By Jon Reid
May 30, 2017 at 3:27 pm ET
Americans view Humana Inc. and Aetna Inc. no less favorably after the industry giants announced their plans to pull out of the Affordable Care Act’s individual exchanges in 2018, according to Morning Consult Brand Intelligence data.
According to thousands of Americans surveyed, Humana and Aetna’s favorability ratings were not negatively impacted by the announcement, even though their exit could mean fewer choices and steeper premiums for some consumers next year. Both insurers cited marketplace instability, as well as expected losses for Obamacare plans they currently offer, as reasons to exit.
Many insurers — bracing for the possibility the Trump administration may end cost-sharing reduction payments that they are owed under the ACA — are planning steep premium increases next year or have chosen to exit some state exchanges.
But Aetna and Humana are viewed more favorably than several of their major rivals, which still plan to continue offering health plans on the Obamacare exchanges next year, according to surveys of more than 36,000 American adults from October to May.

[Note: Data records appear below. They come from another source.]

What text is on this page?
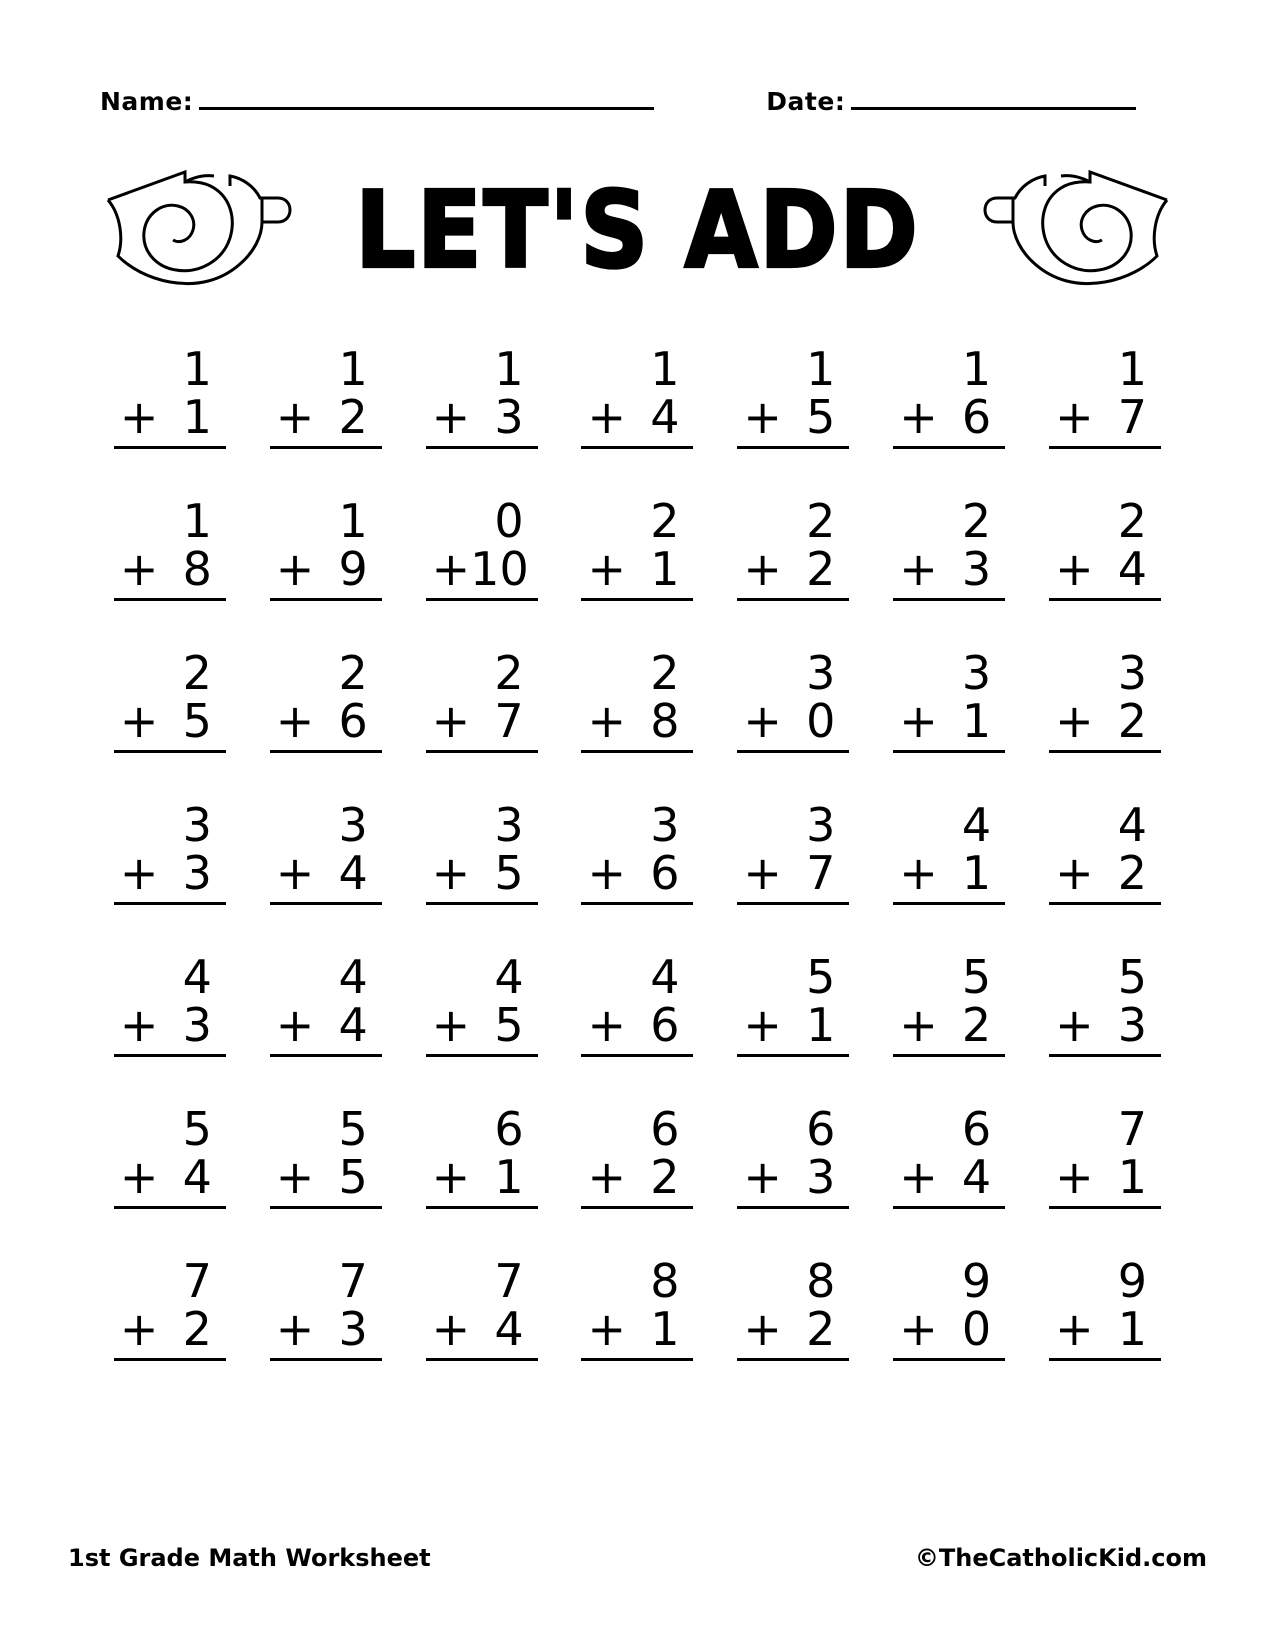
Name:	Date:
LET'S ADD
1
+ 1
1
+ 2
1
+ 3
1
+ 4
1
+ 5
1
+ 6
1
+ 7
1
+ 8
1
+ 9
0
+ 10
2
+ 1
2
+ 2
2
+ 3
2
+ 4
2
+ 5
2
+ 6
2
+ 7
2
+ 8
3
+ 0
3
+ 1
3
+ 2
3
+ 3
3
+ 4
3
+ 5
3
+ 6
3
+ 7
4
+ 1
4
+ 2
4
+ 3
4
+ 4
4
+ 5
4
+ 6
5
+ 1
5
+ 2
5
+ 3
5
+ 4
5
+ 5
6
+ 1
6
+ 2
6
+ 3
6
+ 4
7
+ 1
7
+ 2
7
+ 3
7
+ 4
8
+ 1
8
+ 2
9
+ 0
9
+ 1
1st Grade Math Worksheet	©TheCatholicKid.com
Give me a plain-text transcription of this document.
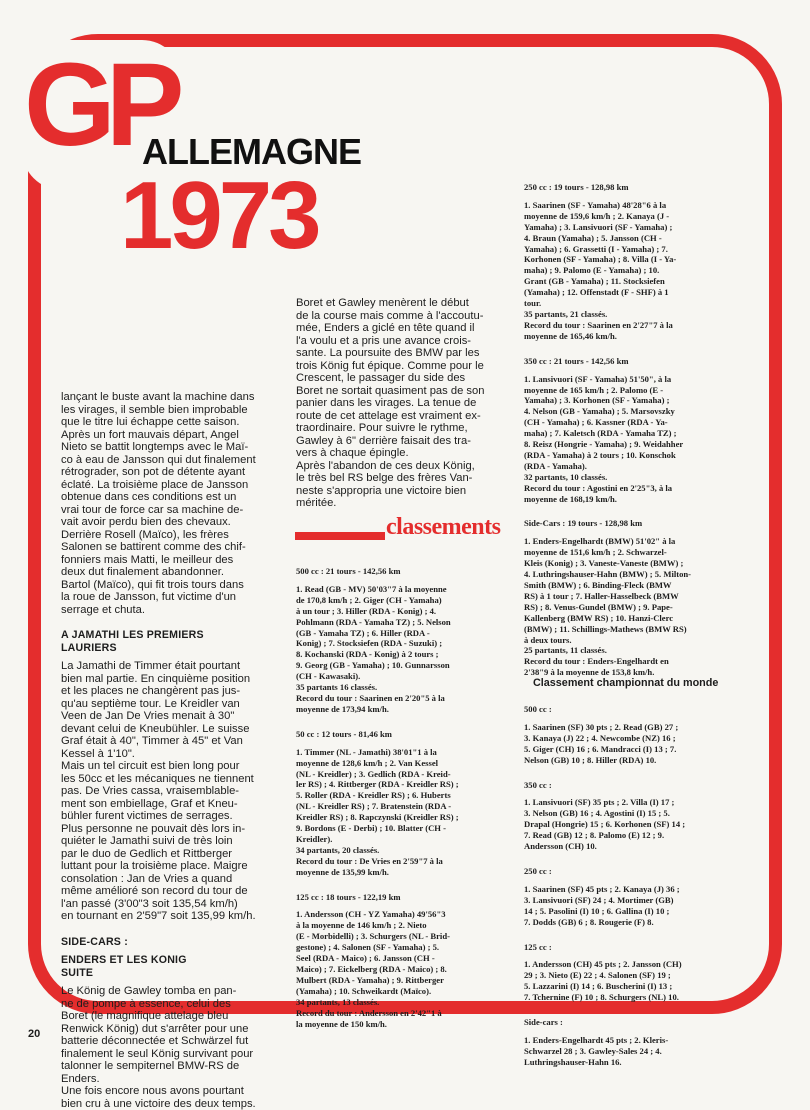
GP
ALLEMAGNE
1973

lançant le buste avant la machine dans
les virages, il semble bien improbable
que le titre lui échappe cette saison.
Après un fort mauvais départ, Angel
Nieto se battit longtemps avec le Maï-
co à eau de Jansson qui dut finalement
rétrograder, son pot de détente ayant
éclaté. La troisième place de Jansson
obtenue dans ces conditions est un
vrai tour de force car sa machine de-
vait avoir perdu bien des chevaux.
Derrière Rosell (Maïco), les frères
Salonen se battirent comme des chif-
fonniers mais Matti, le meilleur des
deux dut finalement abandonner.
Bartol (Maïco), qui fit trois tours dans
la roue de Jansson, fut victime d'un
serrage et chuta.

A JAMATHI LES PREMIERS
LAURIERS

La Jamathi de Timmer était pourtant
bien mal partie. En cinquième position
et les places ne changèrent pas jus-
qu'au septième tour. Le Kreidler van
Veen de Jan De Vries menait à 30"
devant celui de Kneubühler. Le suisse
Graf était à 40", Timmer à 45" et Van
Kessel à 1'10".
Mais un tel circuit est bien long pour
les 50cc et les mécaniques ne tiennent
pas. De Vries cassa, vraisemblable-
ment son embiellage, Graf et Kneu-
bühler furent victimes de serrages.
Plus personne ne pouvait dès lors in-
quiéter le Jamathi suivi de très loin
par le duo de Gedlich et Rittberger
luttant pour la troisième place. Maigre
consolation : Jan de Vries a quand
même amélioré son record du tour de
l'an passé (3'00"3 soit 135,54 km/h)
en tournant en 2'59"7 soit 135,99 km/h.

SIDE-CARS :

ENDERS ET LES KONIG
SUITE

Le König de Gawley tomba en pan-
ne de pompe à essence, celui des
Boret (le magnifique attelage bleu
Renwick König) dut s'arrêter pour une
batterie déconnectée et Schwärzel fut
finalement le seul König survivant pour
talonner le sempiternel BMW-RS de
Enders.
Une fois encore nous avons pourtant
bien cru à une victoire des deux temps.

Boret et Gawley menèrent le début
de la course mais comme à l'accoutu-
mée, Enders a giclé en tête quand il
l'a voulu et a pris une avance crois-
sante. La poursuite des BMW par les
trois König fut épique. Comme pour le
Crescent, le passager du side des
Boret ne sortait quasiment pas de son
panier dans les virages. La tenue de
route de cet attelage est vraiment ex-
traordinaire. Pour suivre le rythme,
Gawley à 6" derrière faisait des tra-
vers à chaque épingle.
Après l'abandon de ces deux König,
le très bel RS belge des frères Van-
neste s'appropria une victoire bien
méritée.

classements

500 cc : 21 tours - 142,56 km

1. Read (GB - MV) 50'03"7 à la moyenne
de 170,8 km/h ; 2. Giger (CH - Yamaha)
à un tour ; 3. Hiller (RDA - Konig) ; 4.
Pohlmann (RDA - Yamaha TZ) ; 5. Nelson
(GB - Yamaha TZ) ; 6. Hiller (RDA -
Konig) ; 7. Stocksiefen (RDA - Suzuki) ;
8. Kochanski (RDA - Konig) à 2 tours ;
9. Georg (GB - Yamaha) ; 10. Gunnarsson
(CH - Kawasaki).
35 partants 16 classés.
Record du tour : Saarinen en 2'20"5 à la
moyenne de 173,94 km/h.

50 cc : 12 tours - 81,46 km

1. Timmer (NL - Jamathi) 38'01"1 à la
moyenne de 128,6 km/h ; 2. Van Kessel
(NL - Kreidler) ; 3. Gedlich (RDA - Kreid-
ler RS) ; 4. Rittberger (RDA - Kreidler RS) ;
5. Roller (RDA - Kreidler RS) ; 6. Huberts
(NL - Kreidler RS) ; 7. Bratenstein (RDA -
Kreidler RS) ; 8. Rapczynski (Kreidler RS) ;
9. Bordons (E - Derbi) ; 10. Blatter (CH -
Kreidler).
34 partants, 20 classés.
Record du tour : De Vries en 2'59"7 à la
moyenne de 135,99 km/h.

125 cc : 18 tours - 122,19 km

1. Andersson (CH - YZ Yamaha) 49'56"3
à la moyenne de 146 km/h ; 2. Nieto
(E - Morbidelli) ; 3. Schurgers (NL - Brid-
gestone) ; 4. Salonen (SF - Yamaha) ; 5.
Seel (RDA - Maico) ; 6. Jansson (CH -
Maico) ; 7. Eickelberg (RDA - Maico) ; 8.
Mulbert (RDA - Yamaha) ; 9. Rittberger
(Yamaha) ; 10. Schweikardt (Maïco).
34 partants, 13 classés.
Record du tour : Andersson en 2'42"1 à
la moyenne de 150 km/h.

250 cc : 19 tours - 128,98 km

1. Saarinen (SF - Yamaha) 48'28"6 à la
moyenne de 159,6 km/h ; 2. Kanaya (J -
Yamaha) ; 3. Lansivuori (SF - Yamaha) ;
4. Braun (Yamaha) ; 5. Jansson (CH -
Yamaha) ; 6. Grassetti (I - Yamaha) ; 7.
Korhonen (SF - Yamaha) ; 8. Villa (I - Ya-
maha) ; 9. Palomo (E - Yamaha) ; 10.
Grant (GB - Yamaha) ; 11. Stocksiefen
(Yamaha) ; 12. Offenstadt (F - SHF) à 1
tour.
35 partants, 21 classés.
Record du tour : Saarinen en 2'27"7 à la
moyenne de 165,46 km/h.

350 cc : 21 tours - 142,56 km

1. Lansivuori (SF - Yamaha) 51'50", à la
moyenne de 165 km/h ; 2. Palomo (E -
Yamaha) ; 3. Korhonen (SF - Yamaha) ;
4. Nelson (GB - Yamaha) ; 5. Marsovszky
(CH - Yamaha) ; 6. Kassner (RDA - Ya-
maha) ; 7. Kaletsch (RDA - Yamaha TZ) ;
8. Reisz (Hongrie - Yamaha) ; 9. Weidahher
(RDA - Yamaha) à 2 tours ; 10. Konschok
(RDA - Yamaha).
32 partants, 10 classés.
Record du tour : Agostini en 2'25"3, à la
moyenne de 168,19 km/h.

Side-Cars : 19 tours - 128,98 km

1. Enders-Engelhardt (BMW) 51'02" à la
moyenne de 151,6 km/h ; 2. Schwarzel-
Kleis (Konig) ; 3. Vaneste-Vaneste (BMW) ;
4. Luthringshauser-Hahn (BMW) ; 5. Milton-
Smith (BMW) ; 6. Binding-Fleck (BMW
RS) à 1 tour ; 7. Haller-Hasselbeck (BMW
RS) ; 8. Venus-Gundel (BMW) ; 9. Pape-
Kallenberg (BMW RS) ; 10. Hanzi-Clerc
(BMW) ; 11. Schillings-Mathews (BMW RS)
à deux tours.
25 partants, 11 classés.
Record du tour : Enders-Engelhardt en
2'38"9 à la moyenne de 153,8 km/h.

Classement championnat du monde

500 cc :

1. Saarinen (SF) 30 pts ; 2. Read (GB) 27 ;
3. Kanaya (J) 22 ; 4. Newcombe (NZ) 16 ;
5. Giger (CH) 16 ; 6. Mandracci (I) 13 ; 7.
Nelson (GB) 10 ; 8. Hiller (RDA) 10.

350 cc :

1. Lansivuori (SF) 35 pts ; 2. Villa (I) 17 ;
3. Nelson (GB) 16 ; 4. Agostini (I) 15 ; 5.
Drapal (Hongrie) 15 ; 6. Korhonen (SF) 14 ;
7. Read (GB) 12 ; 8. Palomo (E) 12 ; 9.
Andersson (CH) 10.

250 cc :

1. Saarinen (SF) 45 pts ; 2. Kanaya (J) 36 ;
3. Lansivuori (SF) 24 ; 4. Mortimer (GB)
14 ; 5. Pasolini (I) 10 ; 6. Gallina (I) 10 ;
7. Dodds (GB) 6 ; 8. Rougerie (F) 8.

125 cc :

1. Andersson (CH) 45 pts ; 2. Jansson (CH)
29 ; 3. Nieto (E) 22 ; 4. Salonen (SF) 19 ;
5. Lazzarini (I) 14 ; 6. Buscherini (I) 13 ;
7. Tchernine (F) 10 ; 8. Schurgers (NL) 10.

Side-cars :

1. Enders-Engelhardt 45 pts ; 2. Kleris-
Schwarzel 28 ; 3. Gawley-Sales 24 ; 4.
Luthringshauser-Hahn 16.

20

As of May 30, 41 percent of adults had a favorable view of Humana, and 42 percent of adults viewed Aetna positively. UnitedHealth Group Inc., which has already pulled out of the exchanges for this year, is viewed favorably by 38 percent of Americans.
Furthermore, most Americans did not appear to change their view of Humana or Aetna after the companies announced their plans to exit Obamacare. Humana actually saw its favorability rise from 38 percent on Feb. 14 — the day it announced it was abandoning Obamacare exchanges — to 40 percent a week later. Aetna’s favorability declined 2 points, to 40 percent, seven days after it announced its plans May 10 to pull out of the exchanges in 2018.
Other factors, such as the specific insurer’s profitability and business dealings, are also likely to play a big role in how Americans view the companies. For instance, Aetna and Humana, as well as Anthem Inc. and Cigna Corp., have recently called off merger deals.
Anthem and Cigna, the two major insurers that still plan to offer ACA health plans next year, are viewed less positively than their rivals — though their polling numbers could be impacted by ongoing litigation related to their failed $54 billion merger deal. Anthem is fighting a $1.85 billion breakup fee as part of the voided merger, and has a favorable rating of 30 percent. Cigna’s favorability sits at 35 percent.